In some cases, an enterprise may measure and report its “diversity” status (and therefore ‘success’) by counting the number of people of color it has on its payroll. While that statistic may appear impressive on its surface, it fails to capture the true extent of the company’s DEI reality. Organizations that want to capture data relevant to DEI outcomes should add systems that track more granular information, such as employee retention, advancements, leadership roles, and job satisfaction, to name just a few. This body of data will reveal how well diversity, equity, and inclusion initiatives are woven into the corporate culture because they will show that both the company and its workers are advancing and succeeding.

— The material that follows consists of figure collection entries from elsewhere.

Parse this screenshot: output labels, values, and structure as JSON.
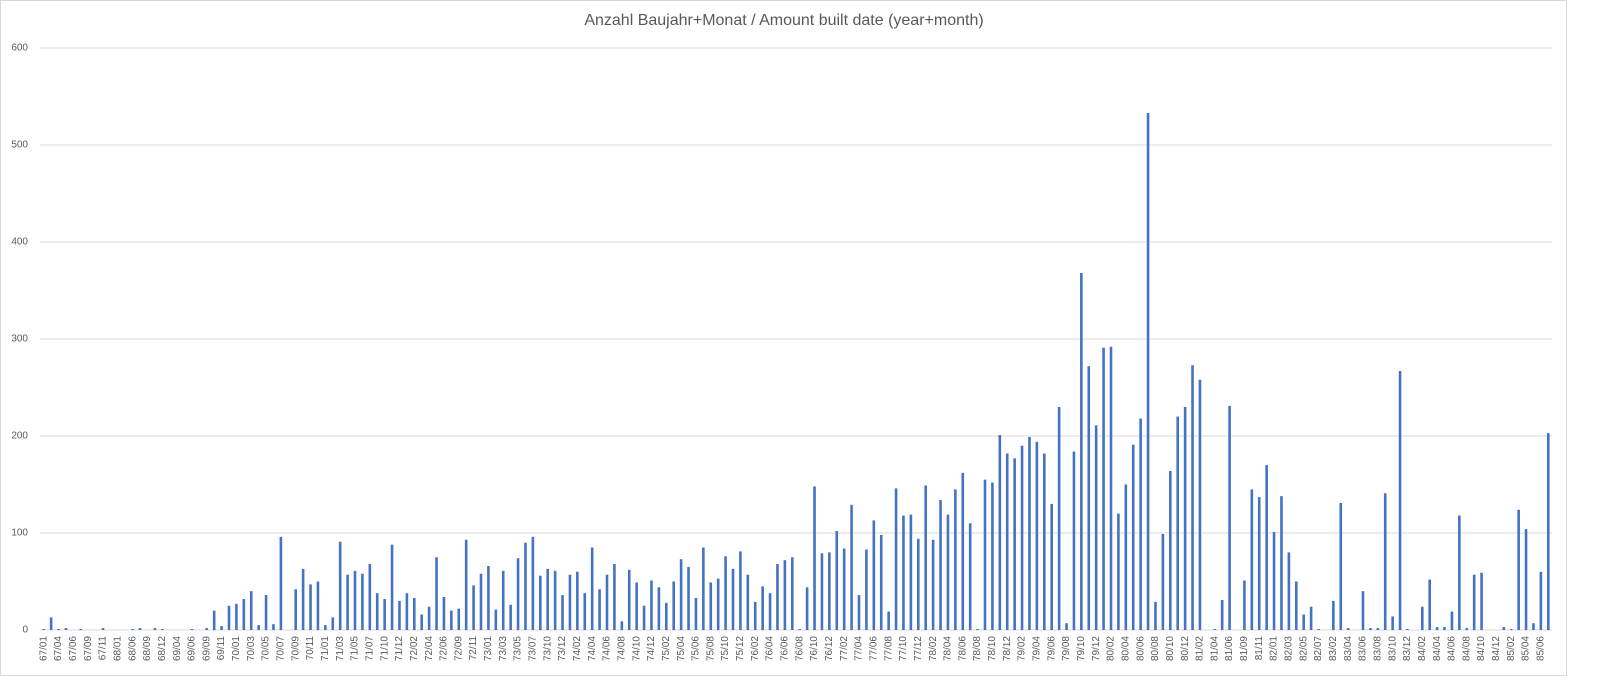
{
  "chart_data": {
    "type": "bar",
    "title": "Anzahl Baujahr+Monat / Amount built date (year+month)",
    "categories": [
      "67/01",
      null,
      "67/04",
      null,
      "67/06",
      null,
      "67/09",
      null,
      "67/11",
      null,
      "68/01",
      null,
      "68/06",
      null,
      "68/09",
      null,
      "68/12",
      null,
      "69/04",
      null,
      "69/06",
      null,
      "69/09",
      null,
      "69/11",
      null,
      "70/01",
      null,
      "70/03",
      null,
      "70/05",
      null,
      "70/07",
      null,
      "70/09",
      null,
      "70/11",
      null,
      "71/01",
      null,
      "71/03",
      null,
      "71/05",
      null,
      "71/07",
      null,
      "71/10",
      null,
      "71/12",
      null,
      "72/02",
      null,
      "72/04",
      null,
      "72/06",
      null,
      "72/09",
      null,
      "72/11",
      null,
      "73/01",
      null,
      "73/03",
      null,
      "73/05",
      null,
      "73/07",
      null,
      "73/10",
      null,
      "73/12",
      null,
      "74/02",
      null,
      "74/04",
      null,
      "74/06",
      null,
      "74/08",
      null,
      "74/10",
      null,
      "74/12",
      null,
      "75/02",
      null,
      "75/04",
      null,
      "75/06",
      null,
      "75/08",
      null,
      "75/10",
      null,
      "75/12",
      null,
      "76/02",
      null,
      "76/04",
      null,
      "76/06",
      null,
      "76/08",
      null,
      "76/10",
      null,
      "76/12",
      null,
      "77/02",
      null,
      "77/04",
      null,
      "77/06",
      null,
      "77/08",
      null,
      "77/10",
      null,
      "77/12",
      null,
      "78/02",
      null,
      "78/04",
      null,
      "78/06",
      null,
      "78/08",
      null,
      "78/10",
      null,
      "78/12",
      null,
      "79/02",
      null,
      "79/04",
      null,
      "79/06",
      null,
      "79/08",
      null,
      "79/10",
      null,
      "79/12",
      null,
      "80/02",
      null,
      "80/04",
      null,
      "80/06",
      null,
      "80/08",
      null,
      "80/10",
      null,
      "80/12",
      null,
      "81/02",
      null,
      "81/04",
      null,
      "81/06",
      null,
      "81/09",
      null,
      "81/11",
      null,
      "82/01",
      null,
      "82/03",
      null,
      "82/05",
      null,
      "82/07",
      null,
      "83/02",
      null,
      "83/04",
      null,
      "83/06",
      null,
      "83/08",
      null,
      "83/10",
      null,
      "83/12",
      null,
      "84/02",
      null,
      "84/04",
      null,
      "84/06",
      null,
      "84/08",
      null,
      "84/10",
      null,
      "84/12",
      null,
      "85/02",
      null,
      "85/04",
      null,
      "85/06",
      null
    ],
    "values": [
      1,
      13,
      1,
      2,
      0,
      1,
      0,
      0,
      2,
      0,
      0,
      0,
      1,
      2,
      0,
      2,
      1,
      0,
      0,
      0,
      1,
      0,
      2,
      20,
      4,
      25,
      27,
      32,
      40,
      5,
      36,
      6,
      96,
      0,
      42,
      63,
      47,
      50,
      5,
      13,
      91,
      57,
      61,
      58,
      68,
      38,
      32,
      88,
      30,
      38,
      33,
      16,
      24,
      75,
      34,
      20,
      22,
      93,
      46,
      58,
      66,
      21,
      61,
      26,
      74,
      90,
      96,
      56,
      63,
      61,
      36,
      57,
      60,
      38,
      85,
      42,
      57,
      68,
      9,
      62,
      49,
      25,
      51,
      44,
      28,
      50,
      73,
      65,
      33,
      85,
      49,
      53,
      76,
      63,
      81,
      57,
      29,
      45,
      38,
      68,
      72,
      75,
      1,
      44,
      148,
      79,
      80,
      102,
      84,
      129,
      36,
      83,
      113,
      98,
      19,
      146,
      118,
      119,
      94,
      149,
      93,
      134,
      119,
      145,
      162,
      110,
      1,
      155,
      152,
      201,
      182,
      177,
      190,
      199,
      194,
      182,
      130,
      230,
      7,
      184,
      368,
      272,
      211,
      291,
      292,
      120,
      150,
      191,
      218,
      533,
      29,
      99,
      164,
      220,
      230,
      273,
      258,
      0,
      1,
      31,
      231,
      0,
      51,
      145,
      137,
      170,
      101,
      138,
      80,
      50,
      16,
      24,
      1,
      0,
      30,
      131,
      2,
      0,
      40,
      2,
      2,
      141,
      14,
      267,
      1,
      0,
      24,
      52,
      3,
      3,
      19,
      118,
      2,
      57,
      59,
      0,
      0,
      3,
      1,
      124,
      104,
      7,
      60,
      203
    ],
    "color": "#4472c4",
    "ylim": [
      0,
      600
    ],
    "yticks": [
      0,
      100,
      200,
      300,
      400,
      500,
      600
    ],
    "grid": true
  }
}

Silo’ing DEI actions away from other corporate objectives

True corporate success integrates DEI principles deeply into the corporate culture by enmeshing it with all other corporate goals and objectives. Companies can grow and evolve when they embrace the broader panoply of opportunities inherent in the wider, more diverse base of their entire community. Deloitte describes this phenomenon as ‘the Purpose Premium,’ suggesting that organizations that ingrain all their activities with DEI and other socially valued elements experience a competitive advantage through six key market drivers: improved reputation, innovation, market valuation, operational efficiency, risk mitigation, and talent outcomes.” Companies that display their culture of purpose see significant benefits from the practice:

78% experienced higher brand recognition over their competitors;

53% gained new markets and their consequential new revenues streams;

64% of companies with a product sustainability purpose were able to lower their logistics costs, and

78% of job seekers reported choosing a company with purpose over one that did not assert that attribute.

 

Investments in the development of DEI initiatives and programs are well worth the time and money they consume. However, those investments are just the beginning of the transformation of a company into a truly equitable enterprise. To achieve equity for the business and its workers, leadership must focus on how their expenditures generate economic and social outcomes that reflect their purpose-driven goals and benefit their workers and their greater community.